シンデレラになりたくないドアマット令嬢は 、魔法使いとの幸せを思い願う
 そのメガネの男性は広間を出て、廊下を迷いも無くずんずんと進む。それに比例するかのように、私の血の気もどんどん引いていく。

「あの……もしかして貴方様は……チャーミング王子なのですか?」
「ええ。顔が名前負けしているでせいで、お気づきになりませんでしたか?」

 決してそんな風には……いや、第一印象で「この人は王子じゃないから大丈夫」なんて決めつけてかかったのは私だ。この展開はまずい……私のドレスの中はもう冷や汗で一杯だった。

(大丈夫……まだ大丈夫よ。最後にガラスの靴を落とさないように帰ればいいのよ)

 何なら初めから脱いで手に持って走った方が良いかもしれない。
 脳内で、ガラスの靴を脱いで全力で逃げるシミュレーションをしていると、チャーミング王子はとある部屋にノックも無しで入室した。そして天蓋付きのベッドに、私がうつ伏せになるように下ろす。義姉様に掛けられた飲み物はどうやらお酒だったようで、閉じ切った部屋に入るとドレスに染みついたお酒の匂いで気分が悪い。

「もしかして気分が悪いですか? 寒いかもしれませんが、窓を開けますね」

 チャーミング王子はそのままバルコニーの方に歩いて行って、バルコニーに通じる窓を全開にしてくれた。冬らしい澄んだ空気が部屋に入ってくるが、それでも匂いの原因が自分のドレスなので……完全に匂いは無くならない。

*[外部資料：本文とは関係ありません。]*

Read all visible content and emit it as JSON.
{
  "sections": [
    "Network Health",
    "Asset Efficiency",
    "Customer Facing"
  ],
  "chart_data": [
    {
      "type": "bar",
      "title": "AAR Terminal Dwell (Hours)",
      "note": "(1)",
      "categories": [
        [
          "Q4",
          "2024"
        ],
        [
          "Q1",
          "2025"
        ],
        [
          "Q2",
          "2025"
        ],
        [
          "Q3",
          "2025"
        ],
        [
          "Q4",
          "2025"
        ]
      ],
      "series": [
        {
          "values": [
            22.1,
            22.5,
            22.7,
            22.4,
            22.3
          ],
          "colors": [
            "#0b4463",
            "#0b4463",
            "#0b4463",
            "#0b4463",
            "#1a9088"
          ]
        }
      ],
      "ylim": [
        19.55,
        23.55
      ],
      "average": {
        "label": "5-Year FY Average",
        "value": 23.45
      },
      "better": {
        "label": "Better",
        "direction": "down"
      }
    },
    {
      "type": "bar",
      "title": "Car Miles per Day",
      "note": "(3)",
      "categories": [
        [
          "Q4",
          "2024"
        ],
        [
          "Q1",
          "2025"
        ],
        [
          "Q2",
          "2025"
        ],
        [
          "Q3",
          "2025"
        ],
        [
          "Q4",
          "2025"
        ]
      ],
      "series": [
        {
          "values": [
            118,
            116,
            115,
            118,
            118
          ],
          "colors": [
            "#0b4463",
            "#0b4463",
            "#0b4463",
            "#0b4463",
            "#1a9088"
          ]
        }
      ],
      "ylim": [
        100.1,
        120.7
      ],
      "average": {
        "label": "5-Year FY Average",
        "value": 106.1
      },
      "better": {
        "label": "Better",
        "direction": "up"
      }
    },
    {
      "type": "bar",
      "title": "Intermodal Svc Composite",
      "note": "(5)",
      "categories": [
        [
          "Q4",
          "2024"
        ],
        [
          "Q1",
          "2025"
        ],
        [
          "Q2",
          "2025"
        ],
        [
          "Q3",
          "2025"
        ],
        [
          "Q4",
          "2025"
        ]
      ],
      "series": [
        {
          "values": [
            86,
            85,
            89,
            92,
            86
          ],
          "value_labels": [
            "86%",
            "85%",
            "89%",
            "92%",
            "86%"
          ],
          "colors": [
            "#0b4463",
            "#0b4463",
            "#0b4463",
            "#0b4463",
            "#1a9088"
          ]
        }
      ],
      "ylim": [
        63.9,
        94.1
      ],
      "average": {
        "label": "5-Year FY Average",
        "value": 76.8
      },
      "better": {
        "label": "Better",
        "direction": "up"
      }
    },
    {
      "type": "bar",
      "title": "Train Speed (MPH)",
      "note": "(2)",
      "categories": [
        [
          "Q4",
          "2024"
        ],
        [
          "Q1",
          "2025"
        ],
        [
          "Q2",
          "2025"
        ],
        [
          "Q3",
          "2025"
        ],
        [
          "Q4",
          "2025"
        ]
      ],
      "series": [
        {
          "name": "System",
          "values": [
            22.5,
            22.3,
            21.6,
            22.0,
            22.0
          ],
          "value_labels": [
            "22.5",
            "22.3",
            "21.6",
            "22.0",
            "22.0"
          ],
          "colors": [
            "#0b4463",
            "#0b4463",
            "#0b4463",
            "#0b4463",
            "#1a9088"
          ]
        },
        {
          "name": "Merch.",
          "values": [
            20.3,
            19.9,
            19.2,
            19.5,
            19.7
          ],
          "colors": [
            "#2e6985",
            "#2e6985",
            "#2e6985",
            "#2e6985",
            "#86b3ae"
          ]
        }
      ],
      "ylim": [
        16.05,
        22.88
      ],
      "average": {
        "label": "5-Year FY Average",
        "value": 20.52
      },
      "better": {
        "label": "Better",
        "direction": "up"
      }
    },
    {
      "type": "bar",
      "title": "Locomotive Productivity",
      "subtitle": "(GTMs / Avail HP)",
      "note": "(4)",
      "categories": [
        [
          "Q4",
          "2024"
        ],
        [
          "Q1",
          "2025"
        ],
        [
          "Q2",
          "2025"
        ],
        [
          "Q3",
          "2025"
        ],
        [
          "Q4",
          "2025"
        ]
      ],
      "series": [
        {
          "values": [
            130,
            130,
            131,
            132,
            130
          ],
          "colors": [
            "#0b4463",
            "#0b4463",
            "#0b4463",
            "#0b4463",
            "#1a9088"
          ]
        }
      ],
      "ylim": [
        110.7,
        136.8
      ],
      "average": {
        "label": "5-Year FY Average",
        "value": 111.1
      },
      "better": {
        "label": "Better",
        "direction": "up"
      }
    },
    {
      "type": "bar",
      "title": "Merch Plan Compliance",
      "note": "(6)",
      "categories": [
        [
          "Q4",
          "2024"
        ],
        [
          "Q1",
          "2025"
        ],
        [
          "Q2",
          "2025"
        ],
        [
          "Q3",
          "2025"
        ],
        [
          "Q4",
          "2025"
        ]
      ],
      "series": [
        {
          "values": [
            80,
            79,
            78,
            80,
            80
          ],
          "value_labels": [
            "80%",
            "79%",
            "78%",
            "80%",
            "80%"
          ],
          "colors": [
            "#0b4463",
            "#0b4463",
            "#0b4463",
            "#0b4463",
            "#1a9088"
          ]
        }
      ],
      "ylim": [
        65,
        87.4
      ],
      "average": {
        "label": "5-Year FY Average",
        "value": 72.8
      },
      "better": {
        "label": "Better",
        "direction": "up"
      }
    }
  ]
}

(せっかくランベールが用意してくれたドレスだったのに)

 魔法で作ったものだからランベールに頼めば何度でも作り出してくれるのかもしれないが、それでも大切な人が用意してくれた物を汚されると悲しい。汚れの範囲を確認しようと少し体を起こそうとするが、窓を開け終わったチャーミング王子が私に覆い被さるようにして妨害してくる。

「あの……?」
「ドレス、脱いでしまいましょうか。せっかく綺麗だったのに、こんなに早くに脱がせる事になるとは残念だ」

 その言葉を聞いた瞬間、脳内に警報音が鳴り響いた。それと同時にドレスの背中に通されているリボンの結びが解かれて、足からはガラスの靴が脱がされる。
 
 ──聞いてない。シンデレラにこんな急展開があるなんて、聞いてない!

 私は確かに物語のシンデレラとは別展開になることを望んでいたが。……こんな方向性に別展開はお断りだ!